Barack Obama, child of a broken home, son of a mixed marriage, native of the Hawaiian Islands, progeny of Illinois. African-American, rock star, dreamer, orator, conciliator. Forty-fourth president of the United States.

What an amazing time we live in.

It is hard not to shake the sleep from our heads in quiet disbelief.

As the Roman philosopher Seneca wrote centuries ago, "From a certain point onward, there is no longer any turning back."

This is what America celebrates this morning, not so much the politics of it or, for some, the glory of it, but for all of us, the turning point of it - the suggestion that despite the divisiveness of our ideologies, despite the bigotry of our ancestors, we truly can be one America.

That's the turning point. Not that we are one America, but that we can be, that we as a nation move inevitably toward that ideal of our founders, that in fact we are closer to it than even the optimists among us had imagined.

This is what America celebrates on this Inauguration Day.

It truly is an amazing time.

But it also is an unsettling time of great danger. That is the great contradiction of this day.

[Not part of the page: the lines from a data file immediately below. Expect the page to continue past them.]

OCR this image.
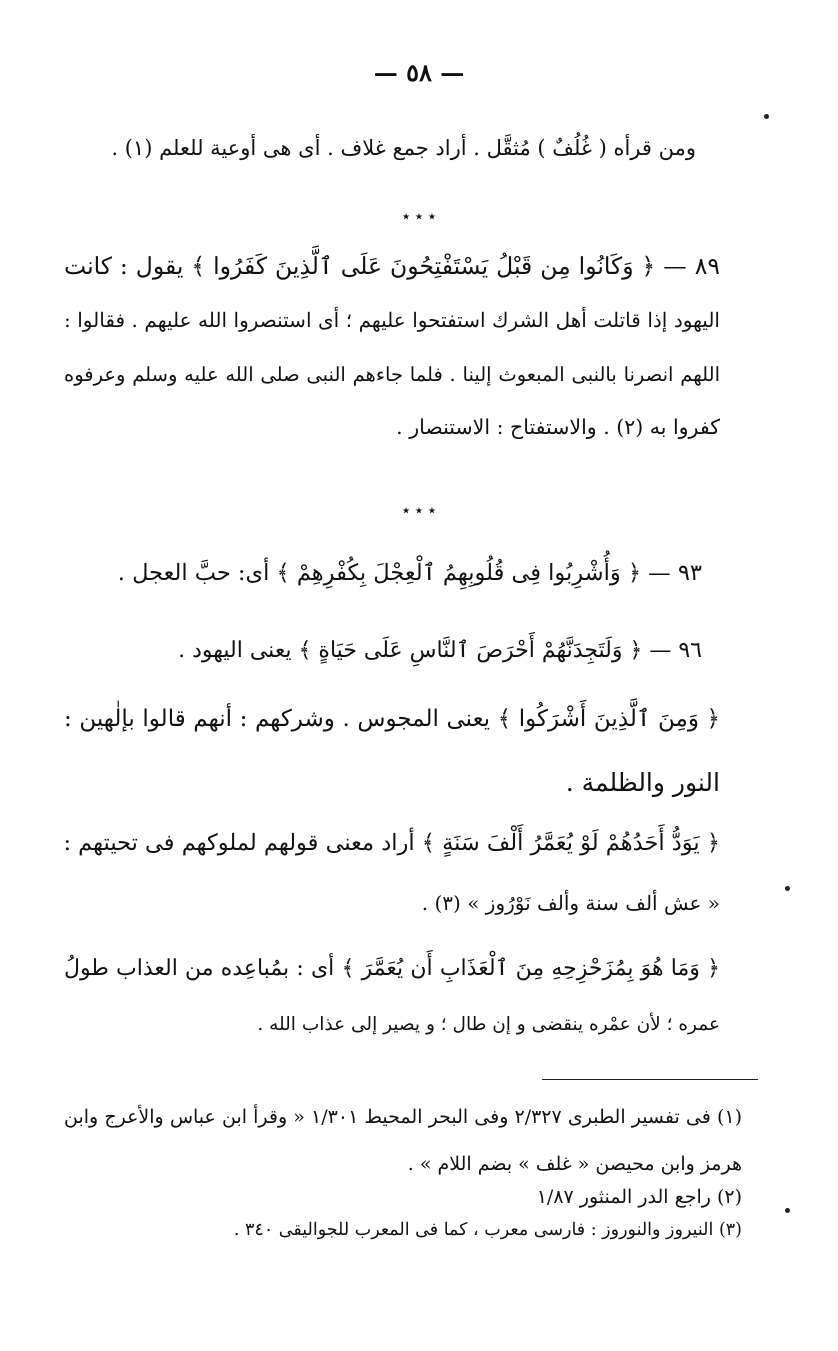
— ٥٨ —
ومن قرأه ( غُلُفٌ ) مُثقَّل . أراد جمع غلاف . أى هى أوعية للعلم (١) .
٭ ٭ ٭
٨٩ — ﴿ وَكَانُوا مِن قَبْلُ يَسْتَفْتِحُونَ عَلَى ٱلَّذِينَ كَفَرُوا ﴾ يقول : كانت
اليهود إذا قاتلت أهل الشرك استفتحوا عليهم ؛ أى استنصروا الله عليهم . فقالوا :
اللهم انصرنا بالنبى المبعوث إلينا . فلما جاءهم النبى صلى الله عليه وسلم وعرفوه
كفروا به (٢) . والاستفتاح : الاستنصار .
٭ ٭ ٭
٩٣ — ﴿ وَأُشْرِبُوا فِى قُلُوبِهِمُ ٱلْعِجْلَ بِكُفْرِهِمْ ﴾ أى: حبَّ العجل .
٩٦ — ﴿ وَلَتَجِدَنَّهُمْ أَحْرَصَ ٱلنَّاسِ عَلَى حَيَاةٍ ﴾ يعنى اليهود .
﴿ وَمِنَ ٱلَّذِينَ أَشْرَكُوا ﴾ يعنى المجوس . وشركهم : أنهم قالوا بإلٰهين :
النور والظلمة .
﴿ يَوَدُّ أَحَدُهُمْ لَوْ يُعَمَّرُ أَلْفَ سَنَةٍ ﴾ أراد معنى قولهم لملوكهم فى تحيتهم :
« عش ألف سنة وألف نَوْرُوز » (٣) .
﴿ وَمَا هُوَ بِمُزَحْزِحِهِ مِنَ ٱلْعَذَابِ أَن يُعَمَّرَ ﴾ أى : بمُباعِده من العذاب طولُ
عمره ؛ لأن عمْره ينقضى و إن طال ؛ و يصير إلى عذاب الله .
(١) فى تفسير الطبرى ٢/٣٢٧ وفى البحر المحيط ١/٣٠١ « وقرأ ابن عباس والأعرج وابن
هرمز وابن محيصن « غلف » بضم اللام » .
(٢) راجع الدر المنثور ١/٨٧
(٣) النيروز والنوروز : فارسى معرب ، كما فى المعرب للجواليقى ٣٤٠ .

As the turnout for the Inauguration in Washington shows, much of the nation is gripped by a boisterous rock-crowd enthusiasm for Obama, a sort of Obamamania that's charming but not quite real.

And at the same time, there is widespread pessimism over huge, foreboding challenges - an economy that seems to be in deadly nose dive and a terrorism threat that seems unending and in quest of nuclear arms.

How Obama responds to those two overriding problems will mark the success or failure of his embryonic presidency.

To this point, we are encouraged by the inclusiveness of his transition team. He has assembled a balanced Cabinet that appears designed to reach across both aisles. And he seems bent on involving the citizenry at a level never before tried in the White House.

Those are hopeful signs. Perhaps they should have been expected. This is, after all, a presidency built by "The Audacity of Hope."

Obama's appeal to hope was much maligned during his campaign, but in these troubled times, it provides his greatest strength.

Which brings us to one more bit of inspiration, this quotation from writer Anne Lamott: "Hope begins in the dark, the stubborn hope that if you just show up and try to do the right thing, the dawn will come. You wait and watch and work; you don't give up."

Not a bad message for a new president. Not a bad message for the rest of us either.